Dadurch, dass die Stufenscheibe a auf der Nebenwelle angeordnet ist, die durch ein übersetzendes festes Stirnräderpaar b die Fräsespindel c bethätigt, wird zwar diese letztere vom Riemenzeug entlastet, dafür aber ein Geschwindigkeitswechsel geopfert. Nun wird entweder von der Stufenscheiben welle a oder von der Fräsespindel c aus mittels Stufenscheiben d die Steuerwelle betrieben, dessen Lager f um einen Gelenkbolzen schwingen kann, während das vordere Lager an einer Kurbelstange g hängt, deren Kurbel mittels Anschlagdaumen aus der Todtpunktstellung gedreht und dadurch eine plötzliche Ausrückung der Triebschnecke h bewirkt werden kann. Durch die Steuerspindel i wird der Schlitten k mit dem Hängerahmen l bethätigt, welcher zum Stützen der eingespannten Werkstücke dient. Die Messerköpfe bestehen aus gusseisernen Scheiben m, an deren Nabenverlängerung ein Schraubengewinde eingeschnitten ist, auf das Scheibenmuttern n geschraubt werden, die als Widerlager für die eingesetzten Fräsestähle dienen. Durch Drehung dieser Scheibenmuttern n werden die Stähle gleichmässig vorgeschoben und in der richtigen Lage durch Stellschrauben o sichergestellt. Um den Abstand der beiden Messerscheiben festzulegen, dient ein Zwischenrohr c mit Bund, auf dessen Ansätzen gleichzeitig die Messerscheiben m aufgekeilt sind.

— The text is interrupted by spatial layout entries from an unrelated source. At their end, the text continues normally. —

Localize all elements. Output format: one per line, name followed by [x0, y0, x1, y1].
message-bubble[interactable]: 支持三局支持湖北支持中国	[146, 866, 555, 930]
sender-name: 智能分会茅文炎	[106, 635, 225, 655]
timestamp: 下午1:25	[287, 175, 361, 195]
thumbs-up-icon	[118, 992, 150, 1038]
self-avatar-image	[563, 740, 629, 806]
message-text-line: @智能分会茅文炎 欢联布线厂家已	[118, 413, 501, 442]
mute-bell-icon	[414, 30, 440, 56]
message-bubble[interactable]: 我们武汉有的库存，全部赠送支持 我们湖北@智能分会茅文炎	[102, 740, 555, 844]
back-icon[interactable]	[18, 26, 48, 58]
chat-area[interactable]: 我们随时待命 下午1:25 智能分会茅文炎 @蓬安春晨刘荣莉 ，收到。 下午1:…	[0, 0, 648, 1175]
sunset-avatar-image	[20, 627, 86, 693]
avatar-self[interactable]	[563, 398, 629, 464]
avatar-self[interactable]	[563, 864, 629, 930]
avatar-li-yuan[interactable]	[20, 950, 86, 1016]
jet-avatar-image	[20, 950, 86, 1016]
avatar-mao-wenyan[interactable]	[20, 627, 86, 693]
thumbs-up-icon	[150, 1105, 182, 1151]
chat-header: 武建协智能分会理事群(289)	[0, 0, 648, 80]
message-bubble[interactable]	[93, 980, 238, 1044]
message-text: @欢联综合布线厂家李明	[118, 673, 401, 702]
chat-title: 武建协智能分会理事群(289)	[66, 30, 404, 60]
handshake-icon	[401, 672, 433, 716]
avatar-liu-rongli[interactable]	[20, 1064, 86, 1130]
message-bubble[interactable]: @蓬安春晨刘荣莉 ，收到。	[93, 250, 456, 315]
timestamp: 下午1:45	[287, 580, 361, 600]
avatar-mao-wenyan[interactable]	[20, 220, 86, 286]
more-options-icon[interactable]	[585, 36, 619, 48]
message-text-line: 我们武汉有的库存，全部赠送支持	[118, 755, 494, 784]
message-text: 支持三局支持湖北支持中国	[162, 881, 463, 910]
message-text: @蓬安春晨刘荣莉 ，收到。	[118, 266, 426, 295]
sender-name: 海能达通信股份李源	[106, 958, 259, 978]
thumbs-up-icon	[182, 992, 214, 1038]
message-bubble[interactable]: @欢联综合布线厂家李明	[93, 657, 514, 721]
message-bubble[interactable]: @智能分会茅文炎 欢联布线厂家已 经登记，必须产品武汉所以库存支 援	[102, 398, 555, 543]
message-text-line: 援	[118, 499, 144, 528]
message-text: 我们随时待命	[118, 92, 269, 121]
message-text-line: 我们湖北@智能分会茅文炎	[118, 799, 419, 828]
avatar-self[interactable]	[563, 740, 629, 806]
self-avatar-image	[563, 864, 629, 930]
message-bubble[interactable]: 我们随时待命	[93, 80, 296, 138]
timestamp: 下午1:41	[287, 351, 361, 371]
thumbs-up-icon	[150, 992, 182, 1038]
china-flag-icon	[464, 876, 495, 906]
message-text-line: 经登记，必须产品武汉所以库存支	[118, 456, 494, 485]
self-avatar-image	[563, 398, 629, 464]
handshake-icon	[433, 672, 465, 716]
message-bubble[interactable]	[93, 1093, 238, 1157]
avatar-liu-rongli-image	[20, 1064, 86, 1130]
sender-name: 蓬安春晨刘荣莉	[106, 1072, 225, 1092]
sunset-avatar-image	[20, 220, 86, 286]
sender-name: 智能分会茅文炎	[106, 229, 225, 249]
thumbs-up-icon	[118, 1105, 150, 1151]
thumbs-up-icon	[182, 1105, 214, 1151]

Ein Stützarm p gehört zur Spindelführung.

Grafenstaden's Fräsemaschine.

Textabbildung Bd. 295, S. 148

Eine eigenartige Fräsemaschine, die im Aeusseren an Richards' Langhobelmaschine mit freier Arbeitsseite erinnert; ist von der Elsässischen Maschinenbaugesellschaft Grafenstaden in Grafenstaden gebaut worden. Nach dem Praktischen Maschinen-Constructeur, 1892 Bd. 25 Nr. 20 * S. 153, gleitet der Fräserschlitten auf einer entsprechend langen Wange a (Fig. 12 und 13), an deren Stirnseiten zwei gewöhnliche Tischwinkel b angebracht werden, wie dieselben an Querhobelmaschinen üblich sind. An einem Schlitten c mit frei vorragender Führungswange ist der Fräserschlitten d beweglich, dessen Spindel f mittels einer Winkelwelle g und Stirnräder h von der Stufenscheibenwelle i bethätigt werden. Ein von der Stufenscheibe k durch die Welle i betriebenes Schneckentriebwerk l greift in ein Wendetriebwerk m ein, in dessen Fortsetzung die grosse Bewegungsspindel |149| für das Fräserschlittenwerk c liegt. Eine Anschlagstange n besorgt die Umsteuerung der Hubbewegung längs der Wange, während der Fräserschlitten d durch ein Hebelgewicht o, dessen Getriebwelle in eine Zahnstange der Wange greift, mittels einer Anschlagrolle p den Schlitten d längs einer Formschiene q führt, so dass mit der Längsschaltung noch eine freie Querschaltung nach Schablonenformen verbunden ist.